Fusion’s Rafi Schwartz offers some defense, writing that the Hillary-as-Satan poll “seems to point to the degree to which Trump supporters buy into their candidate’s conspiracy theories and insinuations” and “internalize them to a remarkably high degree.” As evidence, he submits that the same polls finds 69 percent of likely North Carolina Trump voters “think that if Hillary Clinton wins the election it will be because it was rigged.” But here Schwartz draws a false equivalency. Of course Trump voters buy into their candidate’s conspiracy theory that the election will be rigged, a belief that relies on ignorance, a dangerously widespread faithlessness in governing institutions, and a healthy dose of paranoia. Those are qualities many Trump supporters possess and that the candidate himself stands to benefit from.
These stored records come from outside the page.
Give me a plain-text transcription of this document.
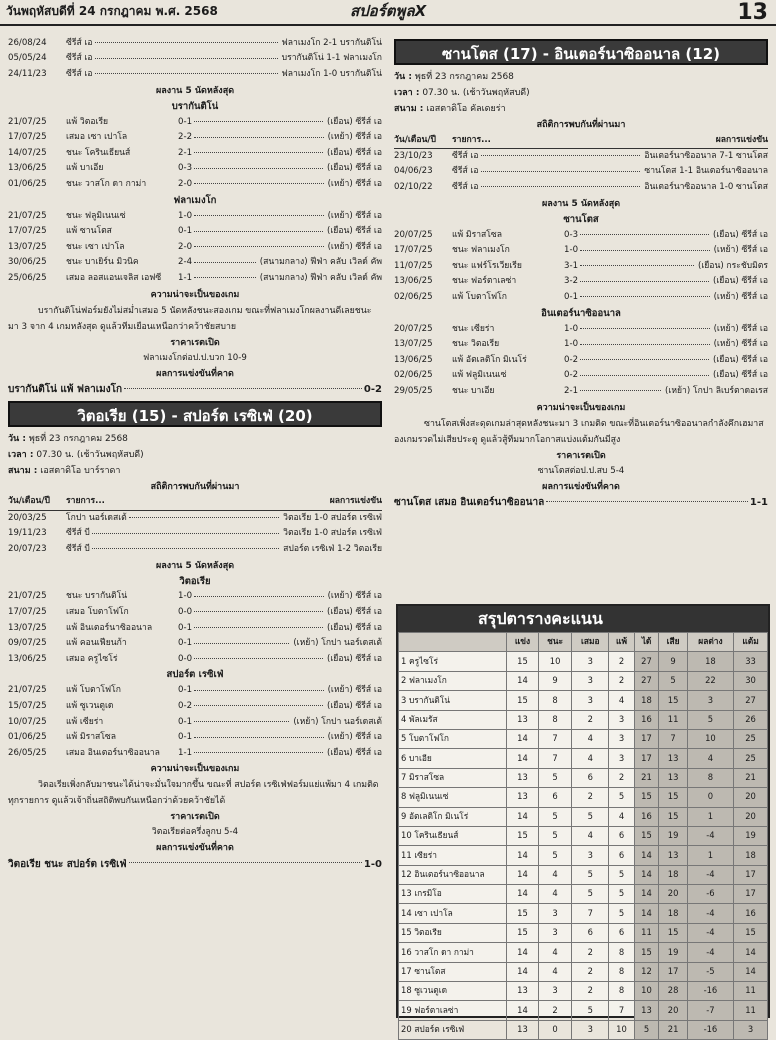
วันพฤหัสบดีที่ 24 กรกฎาคม พ.ศ. 2568	สปอร์ตพูลX	13
26/08/24	ซีรีส์ เอ	ฟลาเมงโก 2-1 บรากันติโน่
05/05/24	ซีรีส์ เอ	บรากันติโน่ 1-1 ฟลาเมงโก
24/11/23	ซีรีส์ เอ	ฟลาเมงโก 1-0 บรากันติโน่
ผลงาน 5 นัดหลังสุด
บรากันติโน่
21/07/25	แพ้ วิตอเรีย	0-1	(เยือน) ซีรีส์ เอ
17/07/25	เสมอ เซา เปาโล	2-2	(เหย้า) ซีรีส์ เอ
14/07/25	ชนะ โครินเธียนส์	2-1	(เยือน) ซีรีส์ เอ
13/06/25	แพ้ บาเอีย	0-3	(เยือน) ซีรีส์ เอ
01/06/25	ชนะ วาสโก ดา กาม่า	2-0	(เหย้า) ซีรีส์ เอ
ฟลาเมงโก
21/07/25	ชนะ ฟลูมิเนนเซ่	1-0	(เหย้า) ซีรีส์ เอ
17/07/25	แพ้ ซานโตส	0-1	(เยือน) ซีรีส์ เอ
13/07/25	ชนะ เซา เปาโล	2-0	(เหย้า) ซีรีส์ เอ
30/06/25	ชนะ บาเยิร์น มิวนิค	2-4	(สนามกลาง) ฟีฟ่า คลับ เวิลด์ คัพ
25/06/25	เสมอ ลอสแอนเจลิส เอฟซี	1-1	(สนามกลาง) ฟีฟ่า คลับ เวิลด์ คัพ
ความน่าจะเป็นของเกม
บรากันติโน่ฟอร์มยังไม่สม่ำเสมอ 5 นัดหลังชนะสองเกม ขณะที่ฟลาเมงโกผลงานดีเลยชนะมา 3 จาก 4 เกมหลังสุด ดูแล้วทีมเยือนเหนือกว่าคว้าชัยสบาย
ราคาเรตเปิด
ฟลาเมงโกต่อป.ป.บวก 10-9
ผลการแข่งขันที่คาด
บรากันติโน่ แพ้ ฟลาเมงโก	0-2
วิตอเรีย (15) - สปอร์ต เรซิเฟ่ (20)
วัน : พุธที่ 23 กรกฎาคม 2568
เวลา : 07.30 น. (เช้าวันพฤหัสบดี)
สนาม : เอสตาดิโอ บาร์ราดา
สถิติการพบกันที่ผ่านมา
วัน/เดือน/ปี	รายการ...	ผลการแข่งขัน
20/03/25	โกปา นอร์เดสเต้	วิตอเรีย 1-0 สปอร์ต เรซิเฟ่
19/11/23	ซีรีส์ บี	วิตอเรีย 1-0 สปอร์ต เรซิเฟ่
20/07/23	ซีรีส์ บี	สปอร์ต เรซิเฟ่ 1-2 วิตอเรีย
ผลงาน 5 นัดหลังสุด
วิตอเรีย
21/07/25	ชนะ บรากันติโน่	1-0	(เหย้า) ซีรีส์ เอ
17/07/25	เสมอ โบตาโฟโก	0-0	(เยือน) ซีรีส์ เอ
13/07/25	แพ้ อินเตอร์นาซิออนาล	0-1	(เยือน) ซีรีส์ เอ
09/07/25	แพ้ คอนเฟียนก้า	0-1	(เหย้า) โกปา นอร์เดสเต้
13/06/25	เสมอ ครูไซโร่	0-0	(เยือน) ซีรีส์ เอ
สปอร์ต เรซิเฟ่
21/07/25	แพ้ โบตาโฟโก	0-1	(เหย้า) ซีรีส์ เอ
15/07/25	แพ้ ซูเวนตูเด	0-2	(เยือน) ซีรีส์ เอ
10/07/25	แพ้ เซียร่า	0-1	(เหย้า) โกปา นอร์เดสเต้
01/06/25	แพ้ มิราสโซล	0-1	(เหย้า) ซีรีส์ เอ
26/05/25	เสมอ อินเตอร์นาซิออนาล	1-1	(เยือน) ซีรีส์ เอ
ความน่าจะเป็นของเกม
วิตอเรียเพิ่งกลับมาชนะได้น่าจะมั่นใจมากขึ้น ขณะที่ สปอร์ต เรซิเฟ่ฟอร์มแย่แพ้มา 4 เกมติดทุกรายการ ดูแล้วเจ้าถิ่นสถิติพบกันเหนือกว่าด้วยคว้าชัยได้
ราคาเรตเปิด
วิตอเรียต่อครึ่งลูกบ 5-4
ผลการแข่งขันที่คาด
วิตอเรีย ชนะ สปอร์ต เรซิเฟ่	1-0
ซานโตส (17) - อินเตอร์นาซิออนาล (12)
วัน : พุธที่ 23 กรกฎาคม 2568
เวลา : 07.30 น. (เช้าวันพฤหัสบดี)
สนาม : เอสตาดิโอ คัลเดยร่า
สถิติการพบกันที่ผ่านมา
วัน/เดือน/ปี	รายการ...	ผลการแข่งขัน
23/10/23	ซีรีส์ เอ	อินเตอร์นาซิออนาล 7-1 ซานโตส
04/06/23	ซีรีส์ เอ	ซานโตส 1-1 อินเตอร์นาซิออนาล
02/10/22	ซีรีส์ เอ	อินเตอร์นาซิออนาล 1-0 ซานโตส
ผลงาน 5 นัดหลังสุด
ซานโตส
20/07/25	แพ้ มิราสโซล	0-3	(เยือน) ซีรีส์ เอ
17/07/25	ชนะ ฟลาเมงโก	1-0	(เหย้า) ซีรีส์ เอ
11/07/25	ชนะ แฟร์โรเวียเรีย	3-1	(เยือน) กระชับมิตร
13/06/25	ชนะ ฟอร์ตาเลซ่า	3-2	(เยือน) ซีรีส์ เอ
02/06/25	แพ้ โบตาโฟโก	0-1	(เหย้า) ซีรีส์ เอ
อินเตอร์นาซิออนาล
20/07/25	ชนะ เซียร่า	1-0	(เหย้า) ซีรีส์ เอ
13/07/25	ชนะ วิตอเรีย	1-0	(เหย้า) ซีรีส์ เอ
13/06/25	แพ้ อัตเลติโก มิเนโร่	0-2	(เยือน) ซีรีส์ เอ
02/06/25	แพ้ ฟลูมิเนนเซ่	0-2	(เยือน) ซีรีส์ เอ
29/05/25	ชนะ บาเอีย	2-1	(เหย้า) โกปา ลิเบร์ตาดอเรส
ความน่าจะเป็นของเกม
ซานโตสเพิ่งสะดุดเกมล่าสุดหลังชนะมา 3 เกมติด ขณะที่อินเตอร์นาซิออนาลกำลังคึกเฮมาสองเกมรวดไม่เสียประตู ดูแล้วสู้ทีมมากโอกาสแบ่งแต้มกันมีสูง
ราคาเรตเปิด
ซานโตสต่อป.ป.สบ 5-4
ผลการแข่งขันที่คาด
ซานโตส เสมอ อินเตอร์นาซิออนาล	1-1
สรุปตารางคะแนน
	แข่ง	ชนะ	เสมอ	แพ้	ได้	เสีย	ผลต่าง	แต้ม
1 ครูไซโร่	15	10	3	2	27	9	18	33
2 ฟลาเมงโก	14	9	3	2	27	5	22	30
3 บรากันติโน่	15	8	3	4	18	15	3	27
4 พัลเมรัส	13	8	2	3	16	11	5	26
5 โบตาโฟโก	14	7	4	3	17	7	10	25
6 บาเอีย	14	7	4	3	17	13	4	25
7 มิราสโซล	13	5	6	2	21	13	8	21
8 ฟลูมิเนนเซ่	13	6	2	5	15	15	0	20
9 อัตเลติโก มิเนโร่	14	5	5	4	16	15	1	20
10 โครินเธียนส์	15	5	4	6	15	19	-4	19
11 เซียร่า	14	5	3	6	14	13	1	18
12 อินเตอร์นาซิออนาล	14	4	5	5	14	18	-4	17
13 เกรมิโอ	14	4	5	5	14	20	-6	17
14 เซา เปาโล	15	3	7	5	14	18	-4	16
15 วิตอเรีย	15	3	6	6	11	15	-4	15
16 วาสโก ดา กาม่า	14	4	2	8	15	19	-4	14
17 ซานโตส	14	4	2	8	12	17	-5	14
18 ซูเวนตูเด	13	3	2	8	10	28	-16	11
19 ฟอร์ตาเลซ่า	14	2	5	7	13	20	-7	11
20 สปอร์ต เรซิเฟ่	13	0	3	10	5	21	-16	3
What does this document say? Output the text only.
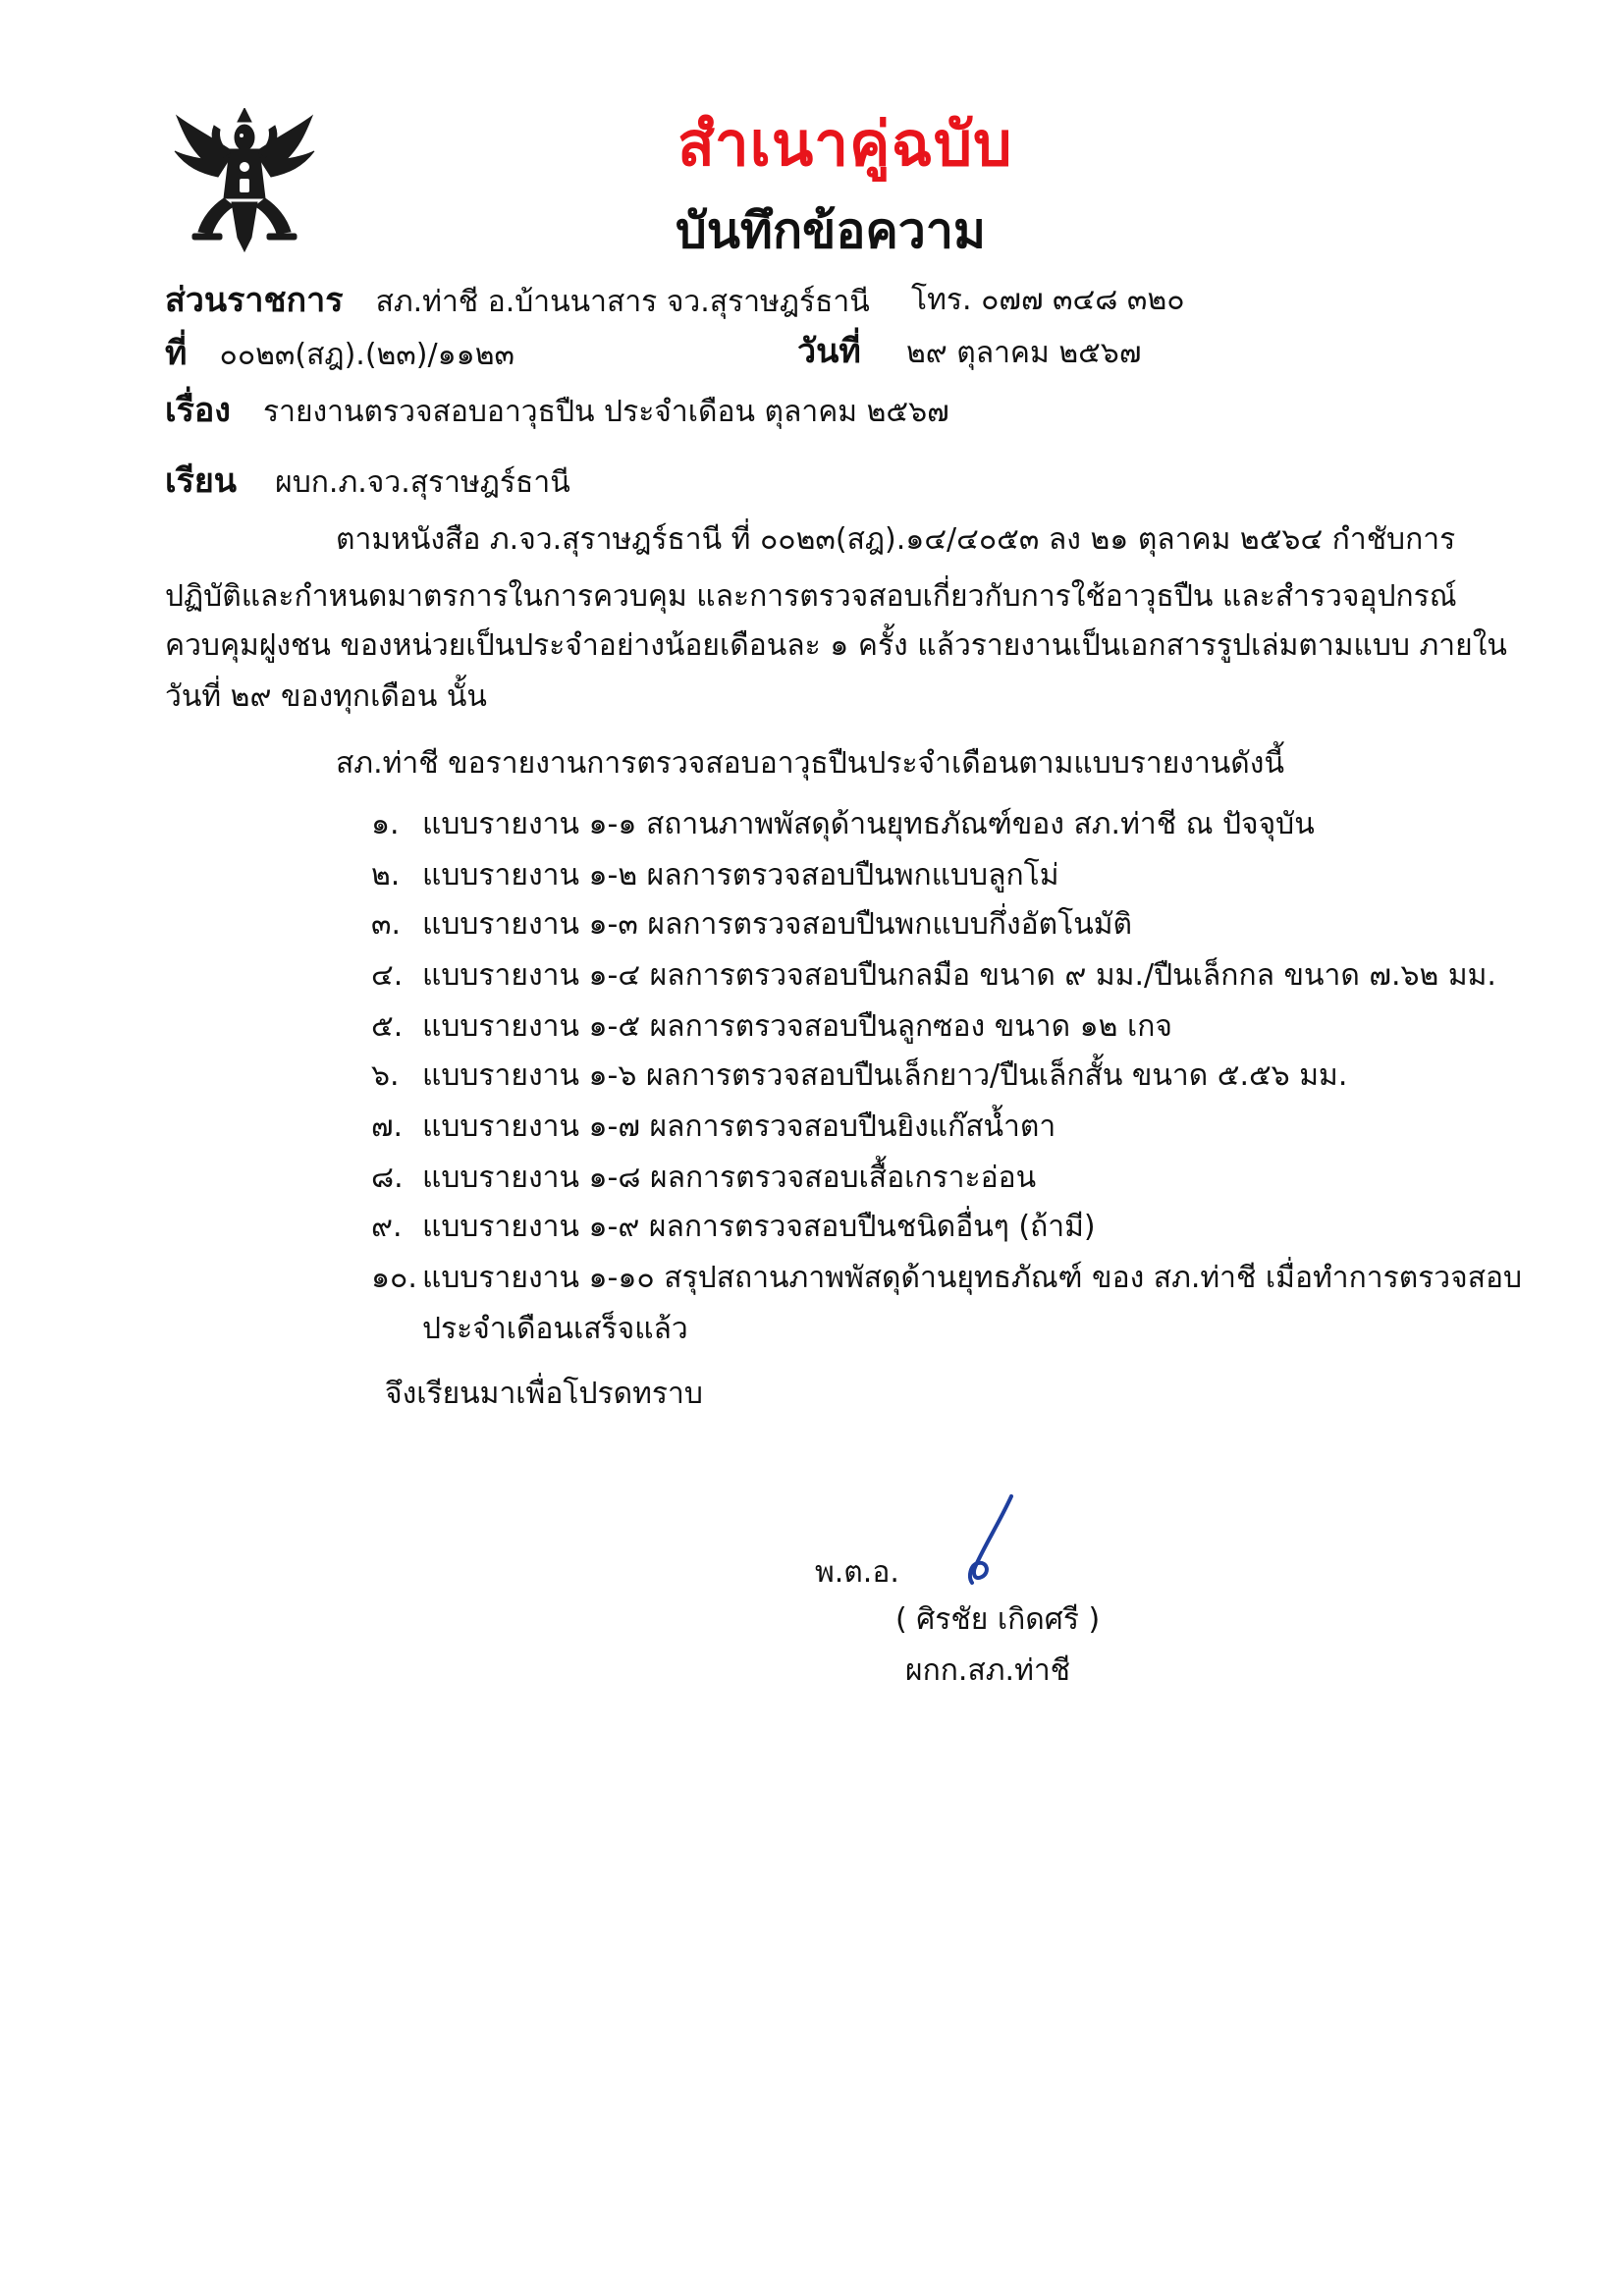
สำเนาคู่ฉบับ
บันทึกข้อความ
ส่วนราชการ สภ.ท่าชี อ.บ้านนาสาร จว.สุราษฎร์ธานี โทร. ๐๗๗ ๓๔๘ ๓๒๐
ที่ ๐๐๒๓(สฎ).(๒๓)/๑๑๒๓	วันที่ ๒๙ ตุลาคม ๒๕๖๗
เรื่อง รายงานตรวจสอบอาวุธปืน ประจำเดือน ตุลาคม ๒๕๖๗
เรียน ผบก.ภ.จว.สุราษฎร์ธานี
ตามหนังสือ ภ.จว.สุราษฎร์ธานี ที่ ๐๐๒๓(สฎ).๑๔/๔๐๕๓ ลง ๒๑ ตุลาคม ๒๕๖๔ กำชับการ
ปฏิบัติและกำหนดมาตรการในการควบคุม และการตรวจสอบเกี่ยวกับการใช้อาวุธปืน และสำรวจอุปกรณ์
ควบคุมฝูงชน ของหน่วยเป็นประจำอย่างน้อยเดือนละ ๑ ครั้ง แล้วรายงานเป็นเอกสารรูปเล่มตามแบบ ภายใน
วันที่ ๒๙ ของทุกเดือน นั้น
สภ.ท่าชี ขอรายงานการตรวจสอบอาวุธปืนประจำเดือนตามแบบรายงานดังนี้
๑. แบบรายงาน ๑-๑ สถานภาพพัสดุด้านยุทธภัณฑ์ของ สภ.ท่าชี ณ ปัจจุบัน
๒. แบบรายงาน ๑-๒ ผลการตรวจสอบปืนพกแบบลูกโม่
๓. แบบรายงาน ๑-๓ ผลการตรวจสอบปืนพกแบบกึ่งอัตโนมัติ
๔. แบบรายงาน ๑-๔ ผลการตรวจสอบปืนกลมือ ขนาด ๙ มม./ปืนเล็กกล ขนาด ๗.๖๒ มม.
๕. แบบรายงาน ๑-๕ ผลการตรวจสอบปืนลูกซอง ขนาด ๑๒ เกจ
๖. แบบรายงาน ๑-๖ ผลการตรวจสอบปืนเล็กยาว/ปืนเล็กสั้น ขนาด ๕.๕๖ มม.
๗. แบบรายงาน ๑-๗ ผลการตรวจสอบปืนยิงแก๊สน้ำตา
๘. แบบรายงาน ๑-๘ ผลการตรวจสอบเสื้อเกราะอ่อน
๙. แบบรายงาน ๑-๙ ผลการตรวจสอบปืนชนิดอื่นๆ (ถ้ามี)
๑๐. แบบรายงาน ๑-๑๐ สรุปสถานภาพพัสดุด้านยุทธภัณฑ์ ของ สภ.ท่าชี เมื่อทำการตรวจสอบ
ประจำเดือนเสร็จแล้ว
จึงเรียนมาเพื่อโปรดทราบ
พ.ต.อ.
( ศิรชัย เกิดศรี )
ผกก.สภ.ท่าชี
But believing that Trump has accurately identified Clinton as the physical embodiment of Satan has no basis in these attributes. It’s straight-up loony. It relies not on ignorance, suspicion, or conspiracy theory but on uninhibited fantasy. PPP might as well ask how many Trump supporters think the sky is green. It also requires interpreting Trump’s words literally, when from context it’s clear he’s accusing Vermont Sen. Bernie Sanders of having “made a deal with the devil” by endorsing Clinton, a common Faustian metaphor that does not imply the party metonymized as “the devil” is actually Satan himself. And as if to prove how numbskull a question it was, fully six percent of respondents who self-identified as Clinton backers said they “weren’t sure” if she was the devil or not. Unless we’re prepared to conclude those voters are supporting Clinton because of her supposed Luciferian links, the most charitable reading of the poll’s results is that respondents were either reverse-trolling PPP’s already-trollish question or gleefully indulging Trump’s incendiary rhetoric regardless of their true beliefs about Clinton. Stupid questions earn stupid answers—and the ambiguity that results means PPP failed even to accomplish pollsters’ most fundamental goal: informing Americans as truthfully as possible about what their fellow citizens think.

PPP’s latest poll isn’t all bad. It also asks North Carolinians about how they feel about each candidate (Clinton’s favorable rating beats out Trump’s), whether they favor a continuation of the Obama administration’s policies or Trump’s vision for the country (the former), and whether they would trust Trump with nuclear weapons (more than half say no). But the polling firm’s decision to ask voters whether one of the two major-party candidates for president is the devil, like Trump’s initial reckless use of the phrase, turns democracy into theater of the absurd. Trump’s words are objectionable enough on their own. He—and the country he aspires to lead—doesn’t need pollsters doing his work for him.